What makes this particularly tricky is that we're not talking about a binary split in the audience between adults and kids. That rather misleading over-simplification has done the rounds over the past week, as a small but vocal group of adult fans have taken issue with a number of perceived issues with the new games, from complaints about graphical fidelity to annoyance at the decision to prune back the increasingly long list of creatures which has grown with each game in the series to date. These supposed flaws and others are occasionally blamed upon, or explained away by, the primary focus of the series being children -- with Nintendo and developer Game Freak thus deprioritising things that the adult audience finds important.
That's not entirely the case, though, because the reality is that the "adult audience" for a game like this is not one monolithic group. The real complexity, and challenge, lies in the fact that there are many different and diverse audiences encompassed in that simplistic term, because all those people who have played Pokémon games since the '90s have grown up and gone in quite different directions in terms of their tastes, preferences and gaming habits.

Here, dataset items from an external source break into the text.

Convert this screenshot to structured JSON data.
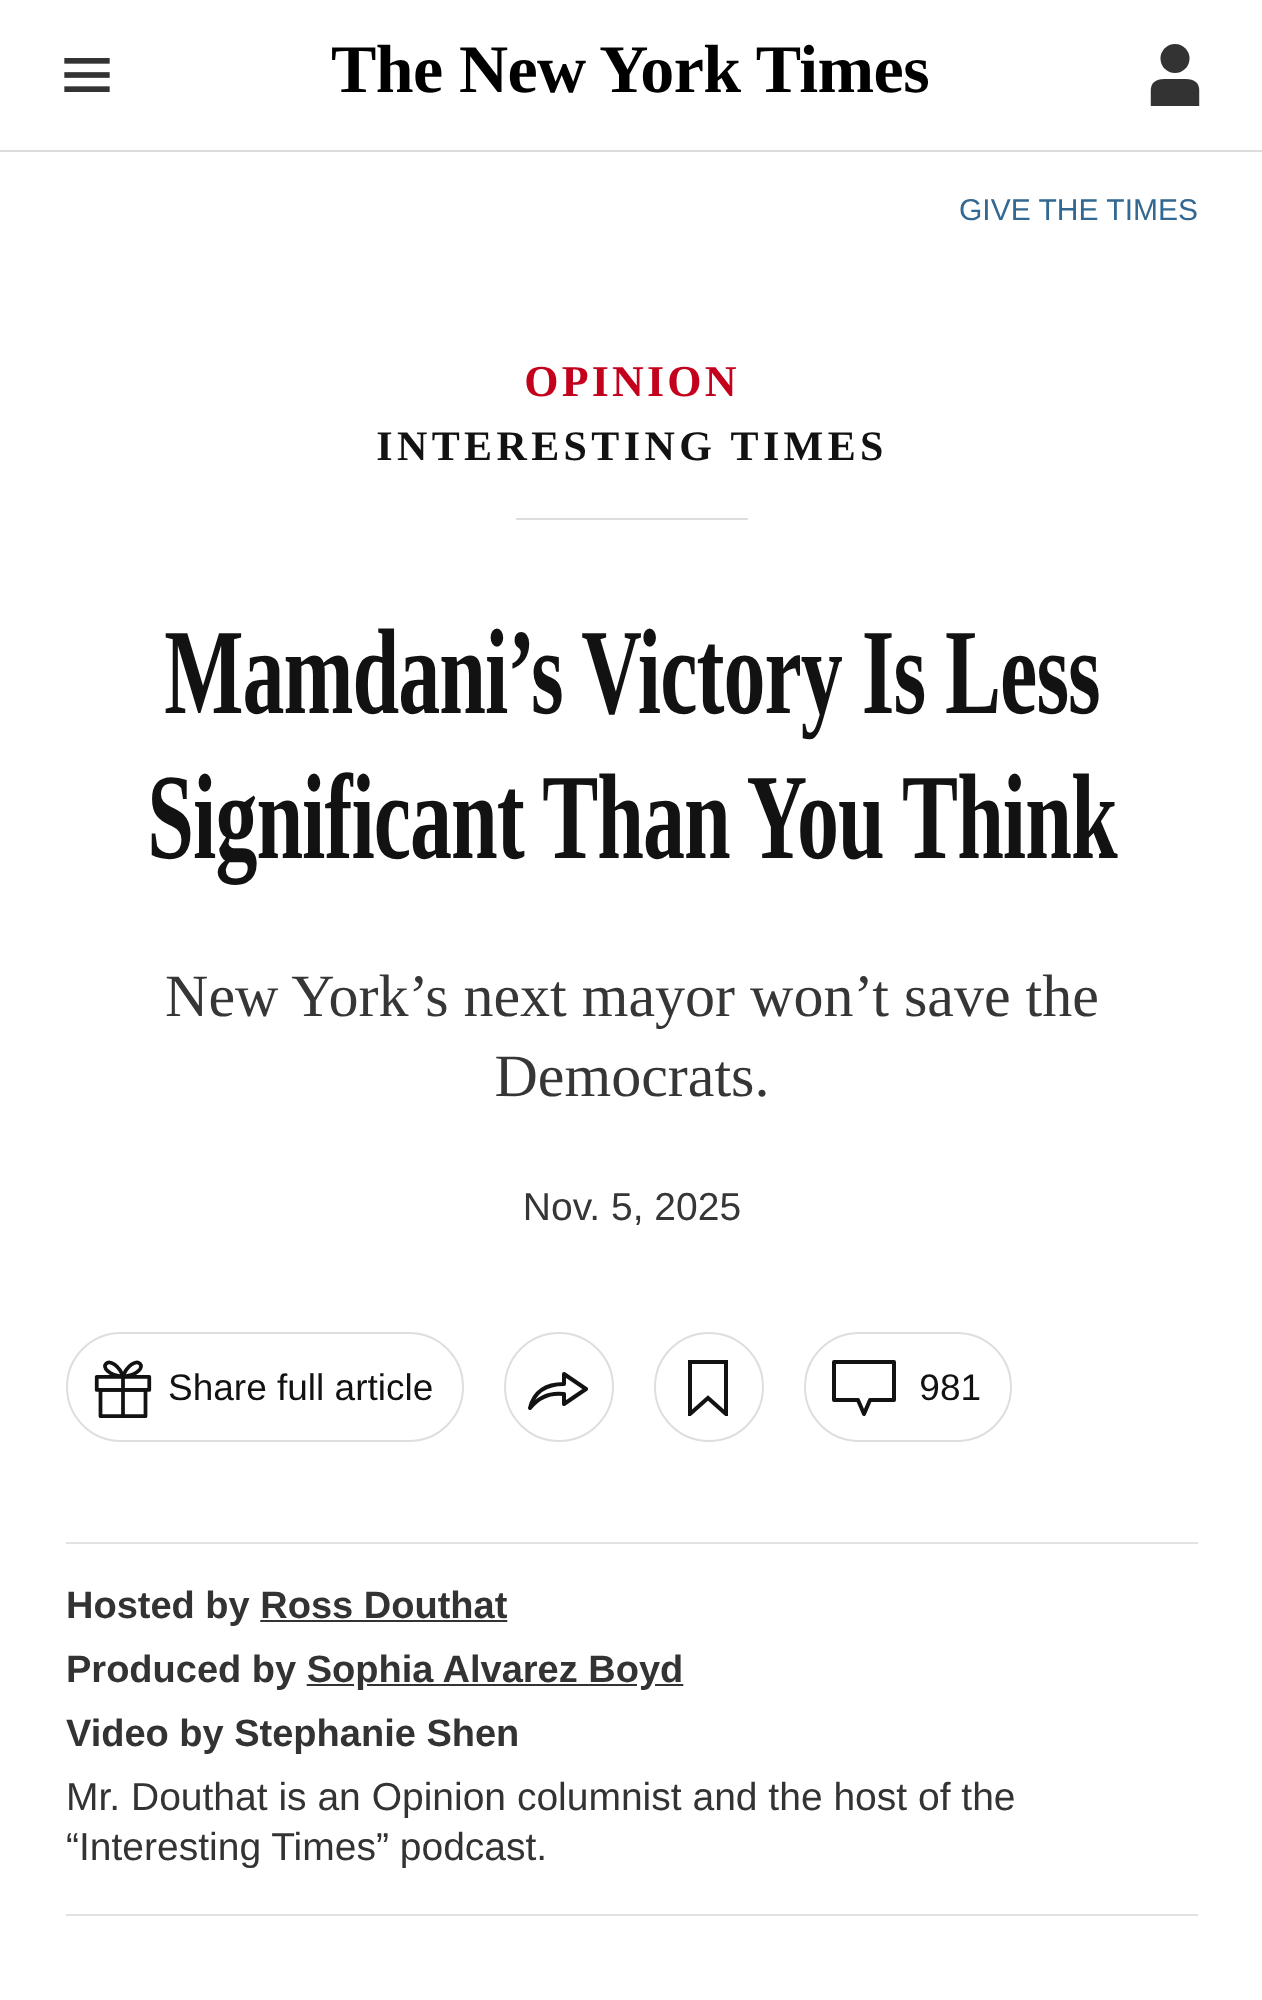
{
  "header": {
    "logo": "The New York Times"
  },
  "promo_link": "GIVE THE TIMES",
  "kicker": {
    "section": "OPINION",
    "series": "INTERESTING TIMES"
  },
  "headline": "Mamdani’s Victory Is Less Significant Than You Think",
  "summary": "New York’s next mayor won’t save the Democrats.",
  "date": "Nov. 5, 2025",
  "actions": [
    {
      "kind": "gift",
      "label": "Share full article"
    },
    {
      "kind": "share"
    },
    {
      "kind": "bookmark"
    },
    {
      "kind": "comments",
      "label": "981"
    }
  ],
  "credits": [
    {
      "role": "Hosted by",
      "name": "Ross Douthat",
      "linked": true
    },
    {
      "role": "Produced by",
      "name": "Sophia Alvarez Boyd",
      "linked": true
    },
    {
      "role": "Video by",
      "name": "Stephanie Shen",
      "linked": false
    }
  ],
  "bio": "Mr. Douthat is an Opinion columnist and the host of the “Interesting Times” podcast."
}
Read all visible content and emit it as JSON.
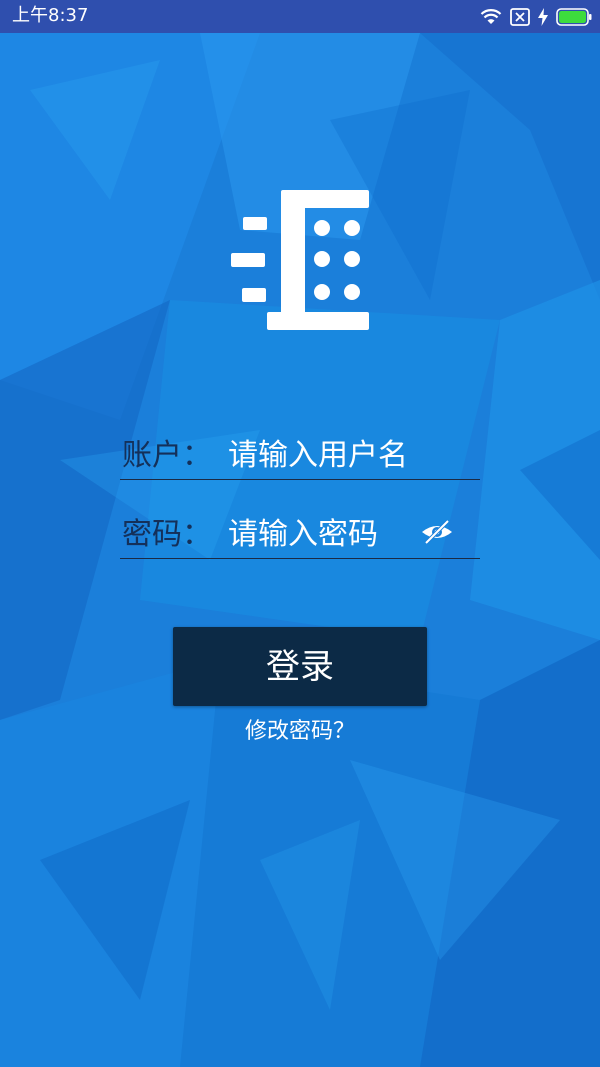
{
  "status_bar": {
    "time": "上午8:37",
    "icons": [
      "wifi-icon",
      "sim-disabled-icon",
      "charging-icon",
      "battery-icon"
    ]
  },
  "logo": {
    "icon": "building-logo-icon"
  },
  "form": {
    "account": {
      "label": "账户：",
      "placeholder": "请输入用户名",
      "value": ""
    },
    "password": {
      "label": "密码：",
      "placeholder": "请输入密码",
      "value": "",
      "toggle_icon": "eye-hidden-icon"
    }
  },
  "actions": {
    "login_label": "登录",
    "change_password_label": "修改密码？"
  },
  "colors": {
    "background": "#1a7fd9",
    "status_bar": "#2f4fae",
    "button": "#0c2a46",
    "label": "#14305a",
    "text": "#ffffff"
  }
}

Some of them, perhaps even most, are fairly casually engaged with games overall, don't play many console games and will buy a new Pokémon title for a nostalgia hit - or perhaps even to introduce their own kids to the franchise. Some are just core fans of the franchise who buy each installment and make it a key part of their gaming identity; and others still have migrated into 'core' gaming (with all that entails) while still wanting to engage with Pokémon for nostalgia, or to revisit the formative role it played in their interests. There's a wide and varied spectrum between all of those points, with many players falling in every imaginable position along it.